Однажды я вернулся домой поздно. С порога я услышал голоса Исилы и Сауно.
— …Ну и что же, — говорила Сауно. — В тринадцать лет и я уже не была девчонкой. Вспомни, разве в те годы я не была похожа на взрослую женщину? А Пьяри пошел уже четырнадцатый год.
— Так в чем же дело? Сукхрам тоже стал взрослым.
— Э, в нем не видно кипения молодости. И вино-то он по-настоящему не пьет, каждый раз морщится, и с девушками его ни разу не заставали. Что же это за парень? Он и ругаться-то толком не умеет. Мужчина! Воровать тоже не ворует, ни в карты, ни в кости не играет…

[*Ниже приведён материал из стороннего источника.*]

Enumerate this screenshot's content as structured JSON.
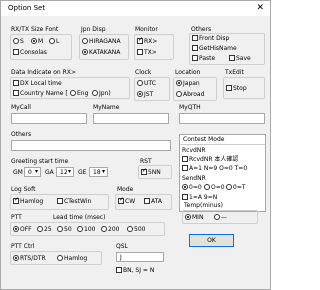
{
  "window": {
    "title": "Option Set",
    "close": "✕"
  },
  "rxtx_font": {
    "label": "RX/TX Size Font",
    "options": [
      "S",
      "M",
      "L"
    ],
    "selected": "M",
    "consolas": "Consolas"
  },
  "jpn_disp": {
    "label": "Jpn Disp",
    "hiragana": "HIRAGANA",
    "katakana": "KATAKANA",
    "selected": "KATAKANA"
  },
  "monitor": {
    "label": "Monitor",
    "rx": "RX>",
    "tx": "TX>"
  },
  "others_top": {
    "label": "Others",
    "front_disp": "Front Disp",
    "get_his_name": "GetHisName",
    "paste": "Paste",
    "save": "Save"
  },
  "data_indicate": {
    "label": "Data Indicate on RX>",
    "local_time": "DX Local time",
    "country_name": "Country Name [",
    "eng": "Eng",
    "jpn": "Jpn)"
  },
  "clock": {
    "label": "Clock",
    "utc": "UTC",
    "jst": "JST",
    "selected": "JST"
  },
  "location": {
    "label": "Location",
    "japan": "Japan",
    "abroad": "Abroad",
    "selected": "Japan"
  },
  "txedit": {
    "label": "TxEdit",
    "stop": "Stop"
  },
  "mycall": {
    "label": "MyCall",
    "value": ""
  },
  "myname": {
    "label": "MyName",
    "value": ""
  },
  "myqth": {
    "label": "MyQTH",
    "value": ""
  },
  "others_field": {
    "label": "Others",
    "value": ""
  },
  "greeting": {
    "label": "Greeting start time",
    "gm_label": "GM",
    "gm_value": "0",
    "ga_label": "GA",
    "ga_value": "12",
    "ge_label": "GE",
    "ge_value": "18"
  },
  "rst": {
    "label": "RST",
    "value": "5NN"
  },
  "log_soft": {
    "label": "Log Soft",
    "hamlog": "Hamlog",
    "ctestwin": "CTestWin"
  },
  "mode": {
    "label": "Mode",
    "cw": "CW",
    "ata": "ATA"
  },
  "contest": {
    "label": "Contest Mode",
    "rcv_label": "RcvdNR",
    "rcvd_only": "RcvdNR 本人確認",
    "rcvd_opts": [
      "A=1",
      "N=9",
      "O=0",
      "T=0"
    ],
    "send_label": "SendNR",
    "send_opts": [
      "0=0",
      "O=0",
      "0=T",
      "0=T"
    ],
    "send_opts2": [
      "1=A",
      "9=N"
    ]
  },
  "ptt": {
    "label": "PTT",
    "lead_label": "Lead time (msec)",
    "options": [
      "OFF",
      "25",
      "50",
      "100",
      "200",
      "500"
    ],
    "selected": "OFF"
  },
  "temp": {
    "label": "Temp(minus)",
    "min": "MIN",
    "dash": "—",
    "selected": "MIN"
  },
  "ptt_ctrl": {
    "label": "PTT Ctrl",
    "rts_dtr": "RTS/DTR",
    "hamlog": "Hamlog",
    "selected": "RTS/DTR"
  },
  "qsl": {
    "label": "QSL",
    "value": "J",
    "bn_sj": "BN, SJ = N"
  },
  "ok": {
    "label": "OK"
  }
}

— А знаешь, почему? — Исила хитро прищурил глаза. — Он боится меня, боится, что я его убью.
— Убьешь?
— Ну да. Я же ему пригрозил тогда.
— Ты что, и к Пьяри запретил ему прикасаться? Э, да если он не покажет себя мужчиной, разве она ляжет с ним?
— Что ты болтаешь, Сауно!
— Ох-ох-ох, будто ты и сам не знаешь. Будто Пьяри не моя дочь! Женщина хочет жить с настоящим мужчиной. Если твой Сукхрам ничего не может, Пьяри найдет себе другого.
— Замолчи, Сауно! Стыда у тебя нет! Они еще дети!

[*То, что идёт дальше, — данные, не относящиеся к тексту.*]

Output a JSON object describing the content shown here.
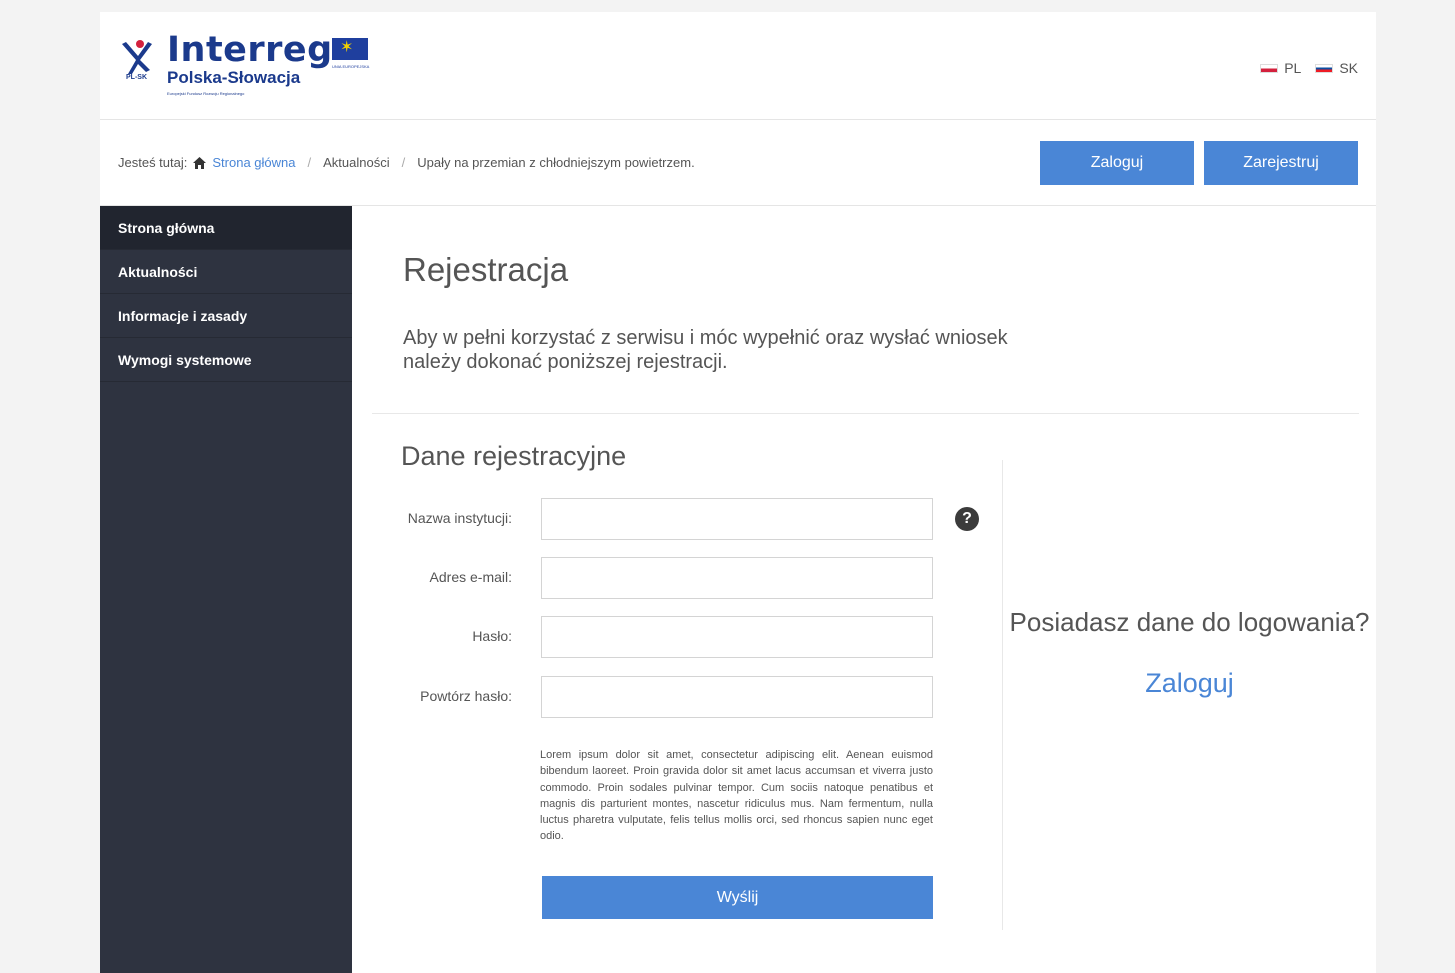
{
  "header": {
    "logo": {
      "brand": "Interreg",
      "subtitle": "Polska-Słowacja",
      "mark_label": "PL-SK",
      "eu_text": "UNIA EUROPEJSKA",
      "fund_text": "Europejski Fundusz Rozwoju Regionalnego"
    },
    "languages": [
      {
        "code": "PL",
        "flag": "flag-pl-icon"
      },
      {
        "code": "SK",
        "flag": "flag-sk-icon"
      }
    ]
  },
  "breadcrumb": {
    "prefix": "Jesteś tutaj:",
    "items": [
      "Strona główna",
      "Aktualności",
      "Upały na przemian z chłodniejszym powietrzem."
    ],
    "separator": "/"
  },
  "top_buttons": {
    "login": "Zaloguj",
    "register": "Zarejestruj"
  },
  "sidebar": {
    "items": [
      {
        "label": "Strona główna"
      },
      {
        "label": "Aktualności"
      },
      {
        "label": "Informacje i zasady"
      },
      {
        "label": "Wymogi systemowe"
      }
    ]
  },
  "main": {
    "title": "Rejestracja",
    "intro": "Aby w pełni korzystać z serwisu i móc wypełnić oraz wysłać wniosek należy dokonać poniższej rejestracji.",
    "form_title": "Dane rejestracyjne",
    "fields": [
      {
        "label": "Nazwa instytucji:",
        "value": ""
      },
      {
        "label": "Adres e-mail:",
        "value": ""
      },
      {
        "label": "Hasło:",
        "value": ""
      },
      {
        "label": "Powtórz hasło:",
        "value": ""
      }
    ],
    "help_glyph": "?",
    "lorem": "Lorem ipsum dolor sit amet, consectetur adipiscing elit. Aenean euismod bibendum laoreet. Proin gravida dolor sit amet lacus accumsan et viverra justo commodo. Proin sodales pulvinar tempor. Cum sociis natoque penatibus et magnis dis parturient montes, nascetur ridiculus mus. Nam fermentum, nulla luctus pharetra vulputate, felis tellus mollis orci, sed rhoncus sapien nunc eget odio.",
    "submit": "Wyślij"
  },
  "side_panel": {
    "question": "Posiadasz dane do logowania?",
    "login_link": "Zaloguj"
  },
  "colors": {
    "accent": "#4a86d6",
    "sidebar_bg": "#2e3340",
    "sidebar_active": "#21252f",
    "brand": "#1b3a8c"
  }
}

— Много ты понимаешь, — усмехнулась Сауно. — Дети!
Послышались чьи-то осторожные шаги. Кто-то подошел ко мне. Я узнал походку Пьяри и в темноте протянул к ней руки. Пьяри обняла меня за шею и прижалась ко мне. И я вдруг почувствовал себя взрослым мужчиной, а Пьяри была моей женщиной.
— Э, да что тебе говорить, — вновь послышался голос Сауно. — Ты уже состарился.
— А ты все еще молодая?
— Говорю тебе, девчонка сбежит с кем-нибудь.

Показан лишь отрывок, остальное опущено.